All’inizio della geometria come scienza razionale si pensava ad un’unica geometria di un unico spazio –
quello nel quale viviamo – che era intuitivamente e per semplicità pensato piatto.
Fin dal III secolo avanti Cristo questa geometria, considerata come l’unica, vera geometria del nostro
mondo, è stata descritta in termini assiomatici in un’opera che è rimasta famosa: gli Elementi di Euclide.
Euclide in una incisione rinascimentale.
Nel caso del piano, Euclide fissa cinque postulati – proprietà che sono assunte come vere senza bisogno
di dimostrazione – ed a partire da questi postulati dimostra in maniera rigorosa le altre proprietà delle figure.
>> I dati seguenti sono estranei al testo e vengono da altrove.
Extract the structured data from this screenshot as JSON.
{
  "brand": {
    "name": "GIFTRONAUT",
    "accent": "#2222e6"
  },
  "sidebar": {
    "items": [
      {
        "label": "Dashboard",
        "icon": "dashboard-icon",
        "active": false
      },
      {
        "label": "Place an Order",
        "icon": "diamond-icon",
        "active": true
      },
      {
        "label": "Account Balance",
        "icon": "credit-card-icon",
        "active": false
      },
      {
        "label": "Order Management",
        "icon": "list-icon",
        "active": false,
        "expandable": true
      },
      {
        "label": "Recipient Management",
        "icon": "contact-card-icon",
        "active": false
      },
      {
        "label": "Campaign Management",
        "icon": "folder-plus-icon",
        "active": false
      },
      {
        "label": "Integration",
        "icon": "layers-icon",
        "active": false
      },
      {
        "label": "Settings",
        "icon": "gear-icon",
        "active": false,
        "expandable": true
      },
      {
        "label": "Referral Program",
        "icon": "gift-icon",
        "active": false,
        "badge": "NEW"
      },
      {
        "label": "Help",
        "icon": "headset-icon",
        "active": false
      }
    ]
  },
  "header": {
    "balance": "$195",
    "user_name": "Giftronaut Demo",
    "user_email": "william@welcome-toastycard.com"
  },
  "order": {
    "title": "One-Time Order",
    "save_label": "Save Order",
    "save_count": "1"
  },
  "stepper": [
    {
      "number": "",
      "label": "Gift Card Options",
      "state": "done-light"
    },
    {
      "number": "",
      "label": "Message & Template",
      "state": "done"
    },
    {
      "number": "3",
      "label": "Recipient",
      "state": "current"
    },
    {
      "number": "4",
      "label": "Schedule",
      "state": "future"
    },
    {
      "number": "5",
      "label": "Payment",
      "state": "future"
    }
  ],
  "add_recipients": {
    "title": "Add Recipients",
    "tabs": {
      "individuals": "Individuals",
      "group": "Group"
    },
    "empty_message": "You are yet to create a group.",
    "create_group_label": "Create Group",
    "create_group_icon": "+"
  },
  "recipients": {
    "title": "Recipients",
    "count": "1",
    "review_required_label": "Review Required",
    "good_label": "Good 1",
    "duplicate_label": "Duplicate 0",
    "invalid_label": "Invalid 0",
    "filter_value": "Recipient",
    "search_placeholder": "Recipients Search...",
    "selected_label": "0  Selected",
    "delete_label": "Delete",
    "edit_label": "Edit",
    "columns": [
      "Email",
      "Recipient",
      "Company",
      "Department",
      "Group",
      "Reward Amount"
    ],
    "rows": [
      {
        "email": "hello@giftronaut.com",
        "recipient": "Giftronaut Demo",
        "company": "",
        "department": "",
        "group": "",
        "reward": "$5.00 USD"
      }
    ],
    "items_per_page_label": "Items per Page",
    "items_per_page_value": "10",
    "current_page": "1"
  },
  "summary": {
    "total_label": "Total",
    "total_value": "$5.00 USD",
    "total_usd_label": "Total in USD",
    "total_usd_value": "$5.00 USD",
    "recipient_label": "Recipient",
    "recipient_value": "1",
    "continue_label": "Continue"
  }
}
Il metodo assiomatico, che ha fatto la sua prima comparsa negli Elementi, è considerato tutt’ora il metodo scientifico, il metodo deduttivo per eccellenza. Tuttavia, subito dopo la comparsa degli Elementi di Euclide,
la comunità scientifica – matematici, fisici, filosofi della natura – ha sollevato alcune perplessità sul V ed ultimo
postulato della geometria piana – il cosiddetto Postulato delle parallele.
Ecco una formulazione del postulato delle parallele, diversa ma equivalente a
quella data da Euclide:
In un piano, dati una retta ed un punto fuori di essa, esiste un’unica retta passante per il punto e parallela alla
retta data.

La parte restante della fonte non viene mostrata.